Por Ismael Machado
Barcarena (PA) – Maria do Socorro Costa da Silva, ou simplesmente “Socorro do Burajuba”, nasceu em Caraú, às margens do rio São Francisco, no município de Barcarena (PA). Sua vida, como a correnteza do rio, foi moldada pela água, pela terra e pelo tempo. Ainda jovem, corria entre os igarapés, nadava com destreza e carregava na cabeça o vestido de festa para não molhar. Era assim que ela atravessava os braços de rio que cortavam o seu quintal — e também a sua juventude — com a leveza de quem acreditava no mundo.
As lembranças desse tempo são um relicário que Socorro do Burajuba, como também é conhecida, conserva com ternura e revolta. Ela lembra da fartura: os peixes, os camarões, as frutas no quintal, as lavagens de roupa no rio, a tia batendo o sabão na pedra e o riso das mulheres como trilha sonora de uma vida simples, porém plena. Havia ali uma dignidade ribeirinha, uma força silenciosa que sustentava a comunidade.
Foi também no rio que Socorro viveu seu primeiro amor. Um engenheiro de olhos claros, mais velho, que chegou à região num fusca branco transportado pela balsa— Ele veio ver máquinas, obras e o que chamavam de “progresso”. Ela, com olhos de adolescente curiosa, viu o homem e viu também a mudança que ele trazia. O namoro nasceu na beira do rio, mas carregava, já naquele instante inaugural, o prenúncio de uma entrega — não apenas amorosa, mas territorial. “O amor veio do rio, mas trouxe também o olhar entreguista”, ela diz hoje, com um misto de lucidez e mágoa.
O tempo passou. O sítio virou estrada. O igarapé secou. O tatu e a paca deixaram de cruzar o caminho.
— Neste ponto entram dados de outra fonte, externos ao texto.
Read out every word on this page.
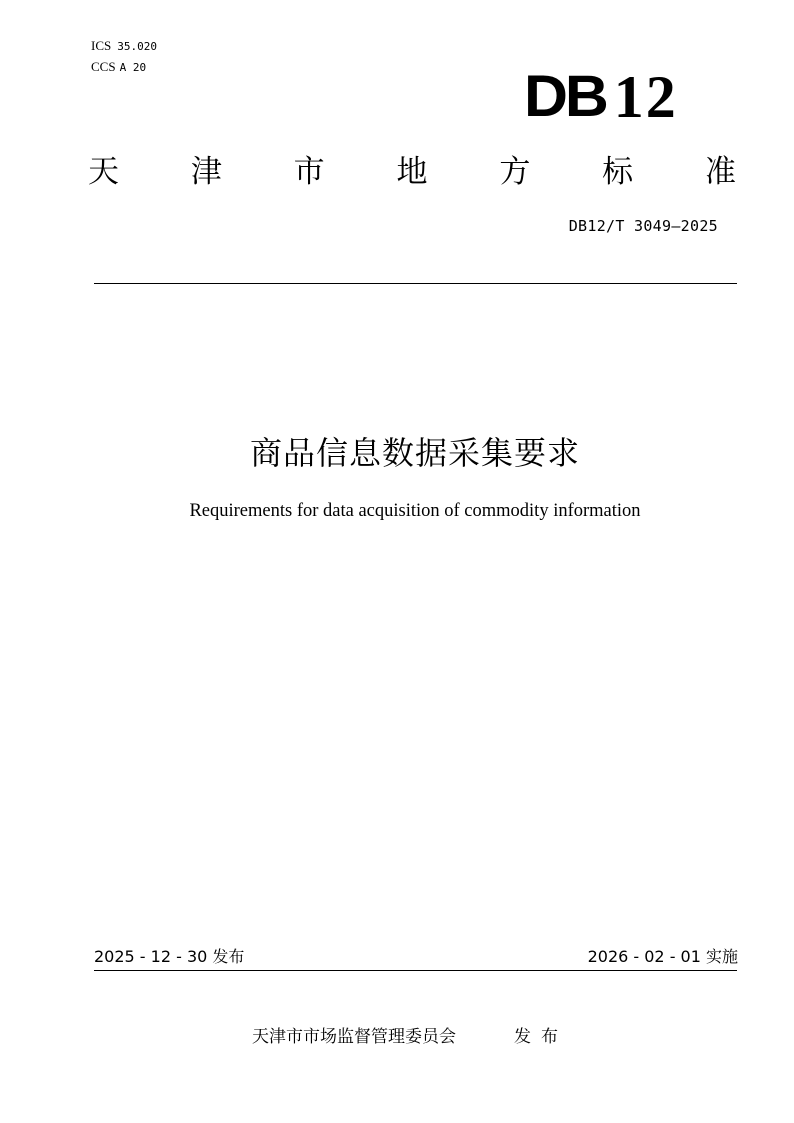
ICS 35.020
CCS A 20	DB 12
天 津 市 地 方 标 准
DB12/T 3049—2025
商品信息数据采集要求
Requirements for data acquisition of commodity information
2025 - 12 - 30 发布	2026 - 02 - 01 实施
天津市市场监督管理委员会	发布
A água — que era doce, limpa, fonte de sustento — tornou-se ameaça. Socorro começou a ver gente adoecendo. “Em 2003, já tinha muita gente doente”, lembra. E, pouco a pouco, a desconfiança virou denúncia. Em 2007, tornou-se ativista, para fazer jus ao nome que carrega. Em 2009, enfrentou pela primeira vez, de peito aberto, as grandes mineradoras que se instalaram em sua terra.
O quintal, antes generoso, agora é território de perda. As frutas morrem antes de amadurecer. O poço não dá água boa. O cheiro da água traz náusea e o gosto provoca diarreia. Ainda assim, Dona Socorro continua ali, firme, como uma árvore retorcida pelas intempéries, mas que insiste em dar sombra.
Ela carrega um laudo como quem carrega uma sentença: o lençol freático está contaminado, a água não serve para o consumo humano. Ela aponta para as folhas das árvores, cobertas de fuligem preta pela manhã, e fala do pitiú que sente quando toca na água. Lembra dos peixes mortos. Da época em que tudo era diferente.
Hoje, quando ouve falar da COP 30, diz com amargura: “Não fomos convidados, não fomos ouvidos. Somos mercadoria negociada. Só se fala em crédito de carbono, não se fala da vida que está morrendo aqui.” Mas Socorro não é do tipo que se cala. Seu corpo, sua memória e sua fala são resistência viva.
Ela é, ao mesmo tempo, testemunha e guardiã. A mulher que viu o rio dar e o rio tirar. Que amou com pureza, acreditou no futuro, e hoje enfrenta, com a dureza dos que sabem demais, o peso da destruição.
Mas enquanto houver luta, há também amor. Socorro do Burajuba segue amando o rio — mesmo doente, mesmo ferido — porque sabe que ali mora a origem de tudo: da sua história, da sua gente, da sua coragem.
Socorro do Burajuba denunciou os crimes ambientais da mineradora de alumínio, a norueguesa Hydro (Foto: Nailana Thiely/Amazônia Real/04/06/2025).